Hale-Bopp, discovered by amateur astronomers Alan Hale and Thomas Bopp simultaneously in 1996, was 1,000 times brighter than its famous cousin, Halley's Comet. Visible for more than 18 months in the Northern Hemisphere, it was one of the largest known comets, with a tail more than 25 miles in diameter. Since it appeared just as the Internet was gaining popularity, news of sightings spread quickly -- by the end of April, 1997, more than 70 percent of Americans had seen the comet.

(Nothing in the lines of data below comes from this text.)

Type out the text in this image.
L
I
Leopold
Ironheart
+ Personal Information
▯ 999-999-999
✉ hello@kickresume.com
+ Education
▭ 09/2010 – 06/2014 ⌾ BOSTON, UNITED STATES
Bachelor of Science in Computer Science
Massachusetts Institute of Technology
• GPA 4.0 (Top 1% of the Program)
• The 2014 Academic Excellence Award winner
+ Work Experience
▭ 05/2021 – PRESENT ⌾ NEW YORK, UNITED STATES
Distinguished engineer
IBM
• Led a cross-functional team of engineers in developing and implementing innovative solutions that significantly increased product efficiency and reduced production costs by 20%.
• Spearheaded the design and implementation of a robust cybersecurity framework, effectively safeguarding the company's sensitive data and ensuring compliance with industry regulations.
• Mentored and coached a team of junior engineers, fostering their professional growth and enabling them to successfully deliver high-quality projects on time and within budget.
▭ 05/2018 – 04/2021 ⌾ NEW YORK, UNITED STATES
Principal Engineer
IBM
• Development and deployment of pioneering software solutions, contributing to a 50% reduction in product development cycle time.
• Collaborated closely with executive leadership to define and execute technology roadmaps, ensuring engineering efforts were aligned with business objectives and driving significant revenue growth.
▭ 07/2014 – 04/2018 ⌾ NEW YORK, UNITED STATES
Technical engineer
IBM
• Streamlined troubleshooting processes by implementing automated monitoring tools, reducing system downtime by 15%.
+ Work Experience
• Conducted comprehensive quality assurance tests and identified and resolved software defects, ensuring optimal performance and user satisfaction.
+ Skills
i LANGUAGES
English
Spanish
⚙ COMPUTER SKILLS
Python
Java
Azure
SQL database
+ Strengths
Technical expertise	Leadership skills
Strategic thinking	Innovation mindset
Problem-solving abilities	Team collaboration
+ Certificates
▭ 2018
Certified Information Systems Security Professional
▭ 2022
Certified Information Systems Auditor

Unlike Halley's Comet, which is a short-period comet that appears once every 75 or 76 years, Hale-Bopp only appears once every several thousand years, making it a new discovery in the 90s. It is suspected to have come through the solar system in 2215 B.C., when it had a near-collision with Jupiter. Given its long orbit, it was observed intensively during its 1997 loop, and was determined to have a sodium in its tail, which had not been observed in comets previously. Although the discoveries were plentiful, the comet is not expected again until 4385.
As a tragic coda, 39 members of a San Francisco-based doomsday cult committed mass suicide on March 26, 1997, believing that by doing so, they would reach an alien spacecraft following Hale-Bopp.